Abstract
This research project, funded by the Health Systems Research Institute (HSRI), aimed to
evaluate and strengthen the surveillance system for diseases associated with fine particulate
matter (PM2.5) exposure in Health Region 8 comprising Nong Khai, Nakhon Phanom, Loei, and
Bueng Kan provinces. PM2.5 is a growing environmental threat that poses significant risks to public
health, especially among vulnerable populations, and may cause both acute and chronic
conditions such as respiratory and cardiovascular diseases. A major issue identified is the limited
number of disease diagnoses coded as resulting from air pollution exposure (ICD-10: Z58.1 and
Y97). Therefore, the project sought to test approaches to improve the surveillance system and
develop a passive patient screening form for hospitals in pilot areas. Both quantitative and
qualitative evaluations were conducted to generate evidence-based policy recommendations.
A mixed-methods design was applied, consisting of: (1) a quasi-experimental design to test
the passive patient screening form in Nakhon Phanom and Nong Khai hospitals during periods
when PM2.5 concentrations exceeded the national standard (37.5 µg/m³), comparing the coding
frequency of Z58.1 before and after implementation; and (2) a descriptive study to assess the
current status and performance of the surveillance system in Loei and Bueng Kan provinces. The
research team conducted in-depth interviews with 28 health personnel and relevant stakeholders
and reviewed 971 medical records of suspected PM2.5-related patients from November 1, 2024,
to October 31, 2025.
Qualitative results showed that both administrators and practitioners were aware of the
importance of and accepted the surveillance system. Implementation was relatively
straightforward due to the existence of compatible hospital information systems such as HOSxP
and the presence of command mechanisms through provincial health meetings. The system
demonstrated flexibility and responsiveness to central-level directives. However, its main
limitation lies in the absence of standardized diagnostic criteria and clear case definitions for PM2.5-
related diseases, leading to incomplete and unreliable data analysis. In terms of resources, most
provincial public health offices lack sufficient funding and specialized staff for PM2.5-related health
work. Furthermore, personnel training on PM2.5 health impacts remains limited, and the use of
surveillance data is largely confined to situation reporting rather than being applied in health risk
assessments.
Quantitative analysis revealed that the surveillance system in Loei and Bueng Kan showed
full coverage (100% sensitivity) but low accuracy. In Loei, the positive predictive value (PPV) was
30.39% (134 out of 441 records met the definition), while in Bueng Kan, the PPV was 58.8% (311
out of 530 records met the definition). The low PPV indicates that a large number of reported
cases in the Health Data Center (HDC) system did not meet the diagnostic criteria, and no clear
relationship was observed between PM2.5 concentration and reported case numbers, possibly due
to underreporting.
Regarding the pilot test of the screening form in Nakhon Phanom and Nong Khai, only one
of four hospitals used the official Department of Disease Control (DDC) screening form, while
others used online “Pollution Clinic” forms or locally developed tools. Nakhon Phanom Hospital
integrated air-quality alerts into its HOSxP system; however, the number of Z58.1 codes in 2025
(Jan–May) decreased (38 cases) compared to 2024 (94 cases), a 59.57% reduction. As for Nong
Khai Hospital, the number of Z58.1 code entries increased to 11 cases in January–May 2025, up
from 8 cases during the same period in 2024 — an increase of 37.5%. This increase may be
attributed to higher average PM2.5 levels in 2025 compared to 2024 and the implementation of
screening tools.
Policy recommendations to enhance the surveillance system’s efficiency include: (1)

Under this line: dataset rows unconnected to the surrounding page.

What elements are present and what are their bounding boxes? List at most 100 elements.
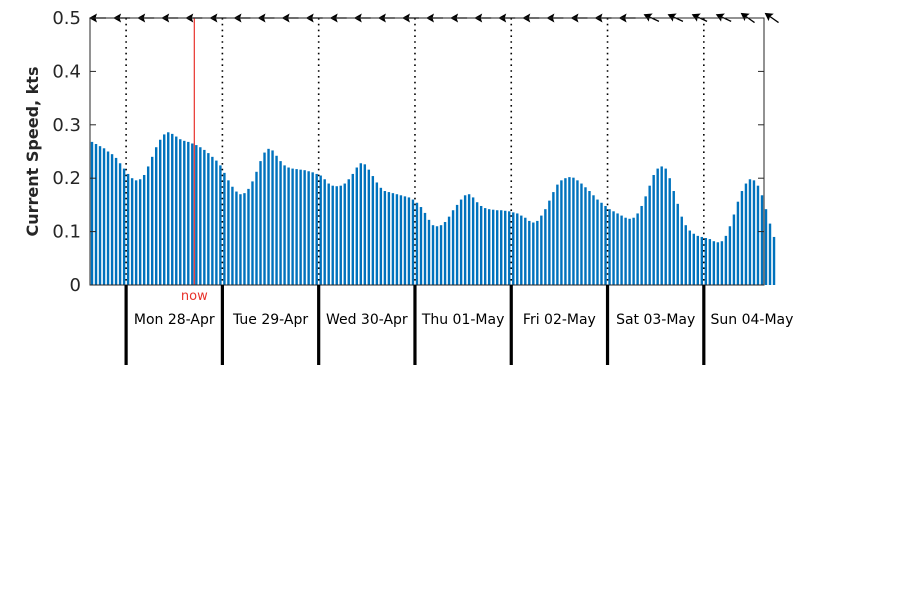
bar	[632, 217, 635, 285]
bar	[351, 173, 354, 285]
bar	[219, 165, 222, 285]
bar	[367, 169, 371, 285]
arrow-shaft	[769, 15, 779, 24]
day-label: Fri 02-May	[523, 312, 596, 328]
day-label: Mon 28-Apr	[134, 312, 215, 328]
bar	[728, 226, 732, 285]
bar	[279, 161, 282, 285]
bar	[175, 136, 178, 285]
bar	[463, 195, 467, 285]
bar	[548, 200, 551, 285]
bar	[303, 170, 306, 285]
bar	[399, 195, 403, 285]
direction-arrow	[764, 12, 779, 24]
bar	[584, 187, 587, 285]
bar	[375, 182, 379, 285]
bar	[744, 183, 748, 285]
bar	[660, 166, 663, 285]
bar	[560, 180, 563, 285]
y-tick-label: 0	[70, 275, 81, 296]
bar	[114, 157, 118, 285]
plot-area-border	[89, 17, 765, 286]
bar	[556, 184, 559, 285]
bar	[319, 175, 322, 285]
bar	[748, 179, 752, 285]
bar	[94, 144, 98, 285]
bar	[106, 151, 110, 285]
bar	[247, 188, 250, 285]
bar	[307, 171, 310, 285]
bar	[528, 220, 531, 285]
bar	[435, 226, 439, 285]
bar	[98, 146, 102, 285]
bar	[403, 196, 407, 285]
bar	[732, 214, 736, 285]
bar	[287, 167, 290, 285]
bar	[564, 178, 567, 285]
bar	[552, 192, 555, 285]
y-axis-ticks: 0 0.1 0.2 0.3 0.4 0.5	[52, 8, 764, 296]
bar	[624, 217, 627, 285]
bar	[130, 178, 134, 285]
bar	[283, 165, 286, 285]
day-label: Tue 29-Apr	[232, 312, 308, 328]
bar	[720, 241, 724, 285]
bar	[251, 181, 254, 285]
bar	[259, 161, 262, 285]
bar	[704, 238, 708, 285]
bar	[740, 191, 744, 285]
bar	[544, 209, 547, 285]
bar	[580, 183, 583, 285]
bar	[211, 156, 214, 285]
bar	[616, 213, 619, 285]
bar	[239, 194, 242, 285]
bar	[512, 212, 515, 285]
y-tick-label: 0.2	[52, 168, 81, 189]
now-label: now	[181, 289, 208, 304]
bar	[708, 239, 712, 285]
bar	[443, 221, 447, 285]
bar	[311, 172, 314, 285]
bar	[223, 172, 226, 285]
bar	[203, 149, 206, 285]
bar	[536, 220, 539, 285]
bar	[163, 134, 166, 285]
bar	[471, 197, 475, 285]
y-tick-label: 0.4	[52, 61, 81, 82]
bar	[451, 210, 455, 285]
bar	[652, 175, 655, 285]
bar	[142, 175, 146, 285]
bar	[146, 166, 150, 285]
bar	[291, 168, 294, 285]
bar	[487, 209, 491, 285]
day-label: Sat 03-May	[616, 312, 695, 328]
bar	[263, 152, 266, 285]
bar	[275, 155, 278, 285]
bar	[612, 211, 615, 285]
bar	[171, 133, 174, 285]
bar	[636, 213, 639, 285]
bar	[756, 185, 760, 285]
bar	[415, 202, 419, 285]
bar	[596, 199, 599, 285]
bar	[159, 139, 162, 285]
bar	[395, 194, 399, 285]
bar	[379, 187, 383, 285]
bar	[215, 160, 218, 285]
y-tick-label: 0.3	[52, 115, 81, 136]
bar	[243, 193, 246, 285]
bar-series	[90, 132, 776, 285]
bar	[315, 173, 318, 285]
bar	[568, 177, 571, 285]
bar	[736, 201, 740, 285]
bar	[604, 205, 607, 285]
bar	[411, 199, 415, 285]
y-axis-label: Current Speed, kts	[23, 67, 42, 237]
bar	[576, 180, 579, 285]
bar	[183, 140, 186, 285]
bar	[110, 154, 114, 285]
bar	[516, 213, 519, 285]
bar	[628, 218, 631, 285]
bar	[648, 185, 651, 285]
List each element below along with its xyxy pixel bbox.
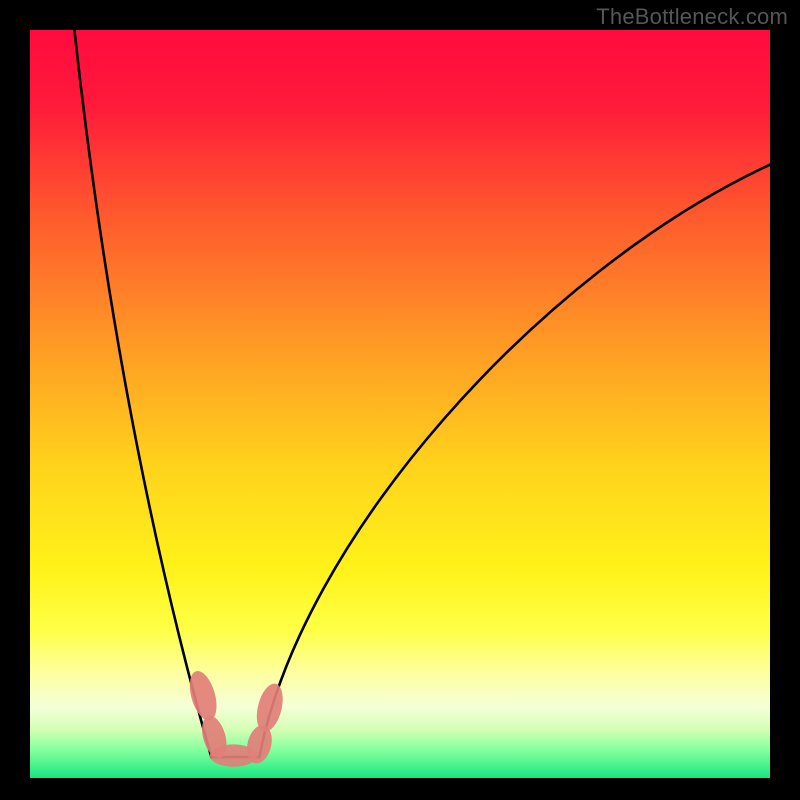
curve-path: [74, 30, 770, 757]
bottleneck-curve: [30, 30, 770, 778]
trough-marker: [252, 681, 287, 735]
plot-area: [30, 30, 770, 778]
watermark-text: TheBottleneck.com: [596, 4, 788, 30]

strengthening central-level academic leadership and standardization, including unified
surveillance formats, diagnostic criteria (particularly Z58.1), database management, indicators, and
clear “clean-air room” policies; (2) organizing national-level training and capacity-building
programs on technical, management, and investigation standards to ensure consistent
understanding among personnel; (3) enhancing awareness and improving passive screening
systems by encouraging health workers to recognize environmentally related diseases during
diagnosis; and (4) expanding environmental health services and enforcing environmental laws by
increasing the number of air-quality monitoring stations, establishing additional Pollution Clinics
in community hospitals, and strengthening legal measures to effectively control air pollution.